And now for something completely different (or maybe not): the works of Jane Austen.
In a fascinating post on the Philosopher’s Beard blog, Austen is not only praised as a literary genius, but also as an under-appreciated moral philosopher:
- “Austen celebrates and promotes a solidly middle-class propriety, and this together with her use of narrative... may explain Austen's neglect by academic moral philosophers.”
Academic disdain for bourgeois values is all too predictable, but what's their problem with the novel as a vehicle for moral philosophy? Indeed, one could argue that the narrative approach is entirely appropriate to the serious study of virtue:
- “[In meeting] Socrates’ challenge to ‘know thyself’… we have an author’s omniscient access to the details of our own lives.”

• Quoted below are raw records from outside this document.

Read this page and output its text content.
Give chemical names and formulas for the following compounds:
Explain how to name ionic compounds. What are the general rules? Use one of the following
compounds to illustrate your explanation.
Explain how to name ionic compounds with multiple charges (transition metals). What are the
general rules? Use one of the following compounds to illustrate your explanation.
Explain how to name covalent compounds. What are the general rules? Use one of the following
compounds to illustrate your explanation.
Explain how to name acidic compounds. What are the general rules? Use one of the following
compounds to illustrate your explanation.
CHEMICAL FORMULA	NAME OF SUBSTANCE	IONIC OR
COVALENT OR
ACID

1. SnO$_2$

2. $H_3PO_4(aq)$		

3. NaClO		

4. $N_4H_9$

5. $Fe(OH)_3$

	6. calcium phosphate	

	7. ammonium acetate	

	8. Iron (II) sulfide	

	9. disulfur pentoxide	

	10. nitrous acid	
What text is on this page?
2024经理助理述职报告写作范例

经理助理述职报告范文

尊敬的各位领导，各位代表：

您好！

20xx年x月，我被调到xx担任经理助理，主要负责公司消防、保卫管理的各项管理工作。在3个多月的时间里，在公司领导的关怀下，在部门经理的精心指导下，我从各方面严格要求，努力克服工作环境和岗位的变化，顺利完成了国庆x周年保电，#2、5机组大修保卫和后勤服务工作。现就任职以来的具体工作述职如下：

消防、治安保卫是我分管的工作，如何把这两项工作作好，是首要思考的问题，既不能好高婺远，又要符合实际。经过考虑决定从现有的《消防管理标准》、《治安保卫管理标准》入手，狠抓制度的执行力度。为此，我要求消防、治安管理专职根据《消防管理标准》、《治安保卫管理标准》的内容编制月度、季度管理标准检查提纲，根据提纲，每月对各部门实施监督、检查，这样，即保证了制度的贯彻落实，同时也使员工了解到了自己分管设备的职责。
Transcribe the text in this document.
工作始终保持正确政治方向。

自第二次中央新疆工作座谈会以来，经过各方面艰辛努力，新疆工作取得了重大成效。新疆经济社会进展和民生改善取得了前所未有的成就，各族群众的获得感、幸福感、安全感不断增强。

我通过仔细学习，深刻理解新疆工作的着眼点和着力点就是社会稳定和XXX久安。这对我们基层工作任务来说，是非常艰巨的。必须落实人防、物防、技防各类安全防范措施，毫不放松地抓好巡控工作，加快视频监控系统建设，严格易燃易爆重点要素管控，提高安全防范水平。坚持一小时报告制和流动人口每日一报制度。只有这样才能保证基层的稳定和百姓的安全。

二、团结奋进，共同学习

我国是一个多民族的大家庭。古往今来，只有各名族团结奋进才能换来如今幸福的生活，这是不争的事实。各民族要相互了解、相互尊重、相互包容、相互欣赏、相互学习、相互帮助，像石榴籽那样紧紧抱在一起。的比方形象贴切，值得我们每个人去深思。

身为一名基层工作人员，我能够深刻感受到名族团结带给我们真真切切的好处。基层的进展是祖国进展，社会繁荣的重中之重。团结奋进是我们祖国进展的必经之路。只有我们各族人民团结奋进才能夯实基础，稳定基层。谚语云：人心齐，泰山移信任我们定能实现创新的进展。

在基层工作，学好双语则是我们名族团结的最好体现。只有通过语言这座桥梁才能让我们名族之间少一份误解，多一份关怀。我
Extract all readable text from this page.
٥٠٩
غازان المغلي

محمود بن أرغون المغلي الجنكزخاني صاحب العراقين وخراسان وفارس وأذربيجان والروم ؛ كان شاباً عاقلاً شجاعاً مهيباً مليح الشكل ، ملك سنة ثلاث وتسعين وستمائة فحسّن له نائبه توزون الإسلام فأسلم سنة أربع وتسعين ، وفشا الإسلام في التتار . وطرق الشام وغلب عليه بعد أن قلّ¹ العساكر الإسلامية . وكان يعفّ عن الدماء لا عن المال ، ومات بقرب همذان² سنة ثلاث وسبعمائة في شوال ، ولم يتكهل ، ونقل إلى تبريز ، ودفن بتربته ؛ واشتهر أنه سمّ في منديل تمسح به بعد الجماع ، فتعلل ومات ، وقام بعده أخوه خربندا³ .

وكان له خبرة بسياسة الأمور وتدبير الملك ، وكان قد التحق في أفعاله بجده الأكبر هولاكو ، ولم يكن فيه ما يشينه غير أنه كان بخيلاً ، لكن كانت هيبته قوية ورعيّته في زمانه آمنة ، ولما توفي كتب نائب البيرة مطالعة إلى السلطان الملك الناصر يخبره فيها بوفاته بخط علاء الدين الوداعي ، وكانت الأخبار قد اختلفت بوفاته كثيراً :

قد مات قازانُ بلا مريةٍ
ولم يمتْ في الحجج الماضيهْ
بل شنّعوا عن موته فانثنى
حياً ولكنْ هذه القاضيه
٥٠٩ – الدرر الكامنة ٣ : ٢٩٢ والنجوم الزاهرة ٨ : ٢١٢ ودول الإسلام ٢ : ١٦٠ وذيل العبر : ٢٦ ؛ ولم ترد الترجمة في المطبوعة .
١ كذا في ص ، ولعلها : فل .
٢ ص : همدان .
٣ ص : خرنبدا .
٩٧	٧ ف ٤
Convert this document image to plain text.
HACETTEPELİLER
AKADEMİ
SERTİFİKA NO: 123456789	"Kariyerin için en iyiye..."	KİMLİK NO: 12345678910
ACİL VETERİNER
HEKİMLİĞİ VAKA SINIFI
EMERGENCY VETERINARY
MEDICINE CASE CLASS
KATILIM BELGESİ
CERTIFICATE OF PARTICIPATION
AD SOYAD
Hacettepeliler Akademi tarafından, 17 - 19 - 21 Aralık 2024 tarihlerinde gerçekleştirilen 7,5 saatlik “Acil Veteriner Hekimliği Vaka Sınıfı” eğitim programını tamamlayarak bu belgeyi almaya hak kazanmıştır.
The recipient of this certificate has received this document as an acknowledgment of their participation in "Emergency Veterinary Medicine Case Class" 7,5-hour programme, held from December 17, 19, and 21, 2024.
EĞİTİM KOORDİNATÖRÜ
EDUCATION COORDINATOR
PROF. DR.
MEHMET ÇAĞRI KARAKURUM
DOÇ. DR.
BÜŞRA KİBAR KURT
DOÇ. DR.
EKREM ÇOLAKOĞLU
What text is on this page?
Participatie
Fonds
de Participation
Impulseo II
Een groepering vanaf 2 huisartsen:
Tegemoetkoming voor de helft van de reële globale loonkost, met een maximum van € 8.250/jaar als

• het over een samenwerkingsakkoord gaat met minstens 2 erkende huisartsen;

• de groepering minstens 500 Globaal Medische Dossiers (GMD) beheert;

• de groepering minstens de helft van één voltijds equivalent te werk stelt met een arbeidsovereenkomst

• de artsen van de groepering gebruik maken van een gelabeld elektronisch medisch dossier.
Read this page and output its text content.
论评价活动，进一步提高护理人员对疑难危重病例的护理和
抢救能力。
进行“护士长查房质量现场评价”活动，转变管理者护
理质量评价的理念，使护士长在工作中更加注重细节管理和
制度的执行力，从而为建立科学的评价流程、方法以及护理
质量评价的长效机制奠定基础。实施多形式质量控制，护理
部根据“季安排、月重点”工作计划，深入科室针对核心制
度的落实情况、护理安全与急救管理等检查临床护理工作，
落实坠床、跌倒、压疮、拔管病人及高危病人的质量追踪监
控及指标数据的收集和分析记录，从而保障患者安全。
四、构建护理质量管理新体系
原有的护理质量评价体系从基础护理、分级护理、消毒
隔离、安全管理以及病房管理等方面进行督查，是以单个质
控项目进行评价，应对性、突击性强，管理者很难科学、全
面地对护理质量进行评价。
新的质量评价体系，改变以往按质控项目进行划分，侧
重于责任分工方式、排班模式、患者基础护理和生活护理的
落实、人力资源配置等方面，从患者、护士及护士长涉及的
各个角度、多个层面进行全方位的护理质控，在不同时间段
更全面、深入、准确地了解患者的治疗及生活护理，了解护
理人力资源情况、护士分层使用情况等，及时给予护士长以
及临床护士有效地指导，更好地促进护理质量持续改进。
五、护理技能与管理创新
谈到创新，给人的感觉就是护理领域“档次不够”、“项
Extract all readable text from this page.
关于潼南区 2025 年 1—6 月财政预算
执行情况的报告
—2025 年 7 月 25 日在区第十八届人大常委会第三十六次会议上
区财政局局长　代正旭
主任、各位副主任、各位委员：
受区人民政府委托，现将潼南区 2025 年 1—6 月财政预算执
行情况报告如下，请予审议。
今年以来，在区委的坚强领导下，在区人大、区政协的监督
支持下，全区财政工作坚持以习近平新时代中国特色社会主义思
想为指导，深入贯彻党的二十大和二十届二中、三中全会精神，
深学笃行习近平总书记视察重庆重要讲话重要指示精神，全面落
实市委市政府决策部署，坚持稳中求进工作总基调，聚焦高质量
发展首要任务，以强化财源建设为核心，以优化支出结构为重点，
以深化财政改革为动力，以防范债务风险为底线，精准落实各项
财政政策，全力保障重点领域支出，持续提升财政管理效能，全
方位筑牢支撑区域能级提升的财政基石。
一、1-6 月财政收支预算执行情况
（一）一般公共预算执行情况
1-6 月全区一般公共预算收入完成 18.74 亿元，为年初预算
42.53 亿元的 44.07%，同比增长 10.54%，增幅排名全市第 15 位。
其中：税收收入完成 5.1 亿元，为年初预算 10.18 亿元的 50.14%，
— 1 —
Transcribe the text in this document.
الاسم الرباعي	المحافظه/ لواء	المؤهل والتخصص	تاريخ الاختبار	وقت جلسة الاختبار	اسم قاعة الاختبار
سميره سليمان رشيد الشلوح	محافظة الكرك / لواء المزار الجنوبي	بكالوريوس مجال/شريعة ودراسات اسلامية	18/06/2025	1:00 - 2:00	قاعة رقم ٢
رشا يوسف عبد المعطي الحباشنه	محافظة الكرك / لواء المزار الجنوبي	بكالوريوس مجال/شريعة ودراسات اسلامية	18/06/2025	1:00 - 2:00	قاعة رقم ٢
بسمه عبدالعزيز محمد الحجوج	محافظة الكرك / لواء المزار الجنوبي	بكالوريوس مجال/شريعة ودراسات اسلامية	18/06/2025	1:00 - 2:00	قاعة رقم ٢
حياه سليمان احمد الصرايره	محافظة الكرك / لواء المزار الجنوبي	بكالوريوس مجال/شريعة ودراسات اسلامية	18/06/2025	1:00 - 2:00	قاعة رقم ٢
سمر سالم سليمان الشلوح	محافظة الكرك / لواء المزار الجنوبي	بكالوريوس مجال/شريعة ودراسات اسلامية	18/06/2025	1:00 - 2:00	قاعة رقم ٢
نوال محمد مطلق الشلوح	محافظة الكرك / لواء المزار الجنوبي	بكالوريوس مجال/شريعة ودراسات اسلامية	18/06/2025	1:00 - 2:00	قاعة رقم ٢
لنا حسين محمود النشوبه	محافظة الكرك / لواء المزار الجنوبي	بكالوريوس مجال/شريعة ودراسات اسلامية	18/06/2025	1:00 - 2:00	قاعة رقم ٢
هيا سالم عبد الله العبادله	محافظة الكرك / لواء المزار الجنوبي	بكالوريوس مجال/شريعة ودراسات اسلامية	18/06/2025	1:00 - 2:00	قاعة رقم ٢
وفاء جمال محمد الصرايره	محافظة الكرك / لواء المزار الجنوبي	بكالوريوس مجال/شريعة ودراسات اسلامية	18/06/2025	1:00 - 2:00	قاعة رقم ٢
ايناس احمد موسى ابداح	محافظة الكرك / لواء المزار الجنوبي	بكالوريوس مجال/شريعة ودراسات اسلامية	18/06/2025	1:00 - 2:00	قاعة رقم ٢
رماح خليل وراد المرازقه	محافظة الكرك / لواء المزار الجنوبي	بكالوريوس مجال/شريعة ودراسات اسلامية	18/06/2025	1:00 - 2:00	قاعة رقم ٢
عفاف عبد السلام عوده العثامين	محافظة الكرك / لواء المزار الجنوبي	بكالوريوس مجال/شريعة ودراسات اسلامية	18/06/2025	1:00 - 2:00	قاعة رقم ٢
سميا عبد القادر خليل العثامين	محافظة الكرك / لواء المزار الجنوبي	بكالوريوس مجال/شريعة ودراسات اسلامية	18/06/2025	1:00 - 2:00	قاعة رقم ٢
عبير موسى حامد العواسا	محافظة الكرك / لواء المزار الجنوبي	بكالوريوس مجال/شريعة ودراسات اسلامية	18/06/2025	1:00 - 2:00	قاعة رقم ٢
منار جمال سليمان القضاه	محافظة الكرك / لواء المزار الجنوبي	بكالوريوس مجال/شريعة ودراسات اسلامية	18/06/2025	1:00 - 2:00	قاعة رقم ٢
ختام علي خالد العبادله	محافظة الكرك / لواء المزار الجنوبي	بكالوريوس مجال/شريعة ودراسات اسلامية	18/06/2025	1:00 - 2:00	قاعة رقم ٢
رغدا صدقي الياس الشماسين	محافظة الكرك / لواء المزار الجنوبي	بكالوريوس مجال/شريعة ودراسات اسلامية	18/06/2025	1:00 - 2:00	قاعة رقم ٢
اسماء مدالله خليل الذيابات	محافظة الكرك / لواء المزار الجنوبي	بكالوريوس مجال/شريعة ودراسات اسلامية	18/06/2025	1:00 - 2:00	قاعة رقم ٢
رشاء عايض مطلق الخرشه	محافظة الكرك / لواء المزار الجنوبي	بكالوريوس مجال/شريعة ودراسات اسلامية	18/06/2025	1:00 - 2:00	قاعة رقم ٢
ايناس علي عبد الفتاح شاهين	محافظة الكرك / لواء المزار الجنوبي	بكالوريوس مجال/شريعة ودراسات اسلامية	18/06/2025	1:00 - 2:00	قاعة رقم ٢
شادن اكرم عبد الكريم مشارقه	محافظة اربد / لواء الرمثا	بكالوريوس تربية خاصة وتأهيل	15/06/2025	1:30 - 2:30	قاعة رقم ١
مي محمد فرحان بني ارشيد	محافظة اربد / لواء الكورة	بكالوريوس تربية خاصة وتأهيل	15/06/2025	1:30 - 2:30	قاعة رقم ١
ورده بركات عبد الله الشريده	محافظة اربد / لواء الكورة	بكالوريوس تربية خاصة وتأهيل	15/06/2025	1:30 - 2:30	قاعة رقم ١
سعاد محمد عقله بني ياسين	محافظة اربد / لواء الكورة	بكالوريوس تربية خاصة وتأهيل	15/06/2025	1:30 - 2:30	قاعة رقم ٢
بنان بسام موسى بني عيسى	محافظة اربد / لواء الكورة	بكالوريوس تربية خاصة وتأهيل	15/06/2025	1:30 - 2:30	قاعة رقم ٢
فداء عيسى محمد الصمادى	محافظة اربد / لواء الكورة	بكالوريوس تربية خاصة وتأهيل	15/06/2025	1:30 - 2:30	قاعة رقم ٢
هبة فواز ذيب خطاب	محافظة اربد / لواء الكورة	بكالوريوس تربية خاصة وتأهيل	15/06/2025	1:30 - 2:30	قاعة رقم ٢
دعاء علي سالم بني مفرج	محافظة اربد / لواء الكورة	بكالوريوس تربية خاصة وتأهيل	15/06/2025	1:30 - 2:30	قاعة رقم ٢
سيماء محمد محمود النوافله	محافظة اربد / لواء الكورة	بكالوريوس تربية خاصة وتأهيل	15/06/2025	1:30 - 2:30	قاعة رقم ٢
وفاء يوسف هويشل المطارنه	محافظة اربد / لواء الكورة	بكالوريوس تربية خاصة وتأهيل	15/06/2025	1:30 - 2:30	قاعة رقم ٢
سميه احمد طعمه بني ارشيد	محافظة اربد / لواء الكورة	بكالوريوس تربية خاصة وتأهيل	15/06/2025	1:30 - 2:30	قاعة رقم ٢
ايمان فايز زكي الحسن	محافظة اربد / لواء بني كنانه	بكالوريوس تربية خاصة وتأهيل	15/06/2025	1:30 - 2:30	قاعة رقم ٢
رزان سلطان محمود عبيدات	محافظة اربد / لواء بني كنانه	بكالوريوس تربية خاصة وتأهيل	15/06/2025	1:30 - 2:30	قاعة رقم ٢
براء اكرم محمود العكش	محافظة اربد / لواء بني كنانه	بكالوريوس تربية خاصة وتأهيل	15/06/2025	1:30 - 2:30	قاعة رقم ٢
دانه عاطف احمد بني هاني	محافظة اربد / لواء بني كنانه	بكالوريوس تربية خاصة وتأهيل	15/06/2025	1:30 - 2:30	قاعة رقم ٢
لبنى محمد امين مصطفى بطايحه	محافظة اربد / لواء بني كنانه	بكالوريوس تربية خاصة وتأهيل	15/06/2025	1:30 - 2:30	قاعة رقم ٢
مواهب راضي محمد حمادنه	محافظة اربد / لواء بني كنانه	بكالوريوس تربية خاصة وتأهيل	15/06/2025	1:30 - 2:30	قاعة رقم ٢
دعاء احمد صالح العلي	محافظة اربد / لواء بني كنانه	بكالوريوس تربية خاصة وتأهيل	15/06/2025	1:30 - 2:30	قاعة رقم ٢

Of course, we’d rather not “see ourselves as we really are” – at least not the way that Austen dissects the “follies, flaws and self-deceptions” of her characters. Indeed, as a culture we’ve gone to great lengths to avoid any such thing:
- “Academic moral philosophers since the enlightenment have collaborated with this natural aversion by collectively turning their attention away from uncomfortable self-examination and towards elaborating coherent systems of rules that any agent should follow.”
Perhaps what we see here are the philosophical roots of over-regulation: red tape not as the enforcement of personal responsibility, but as a second-rate substitute.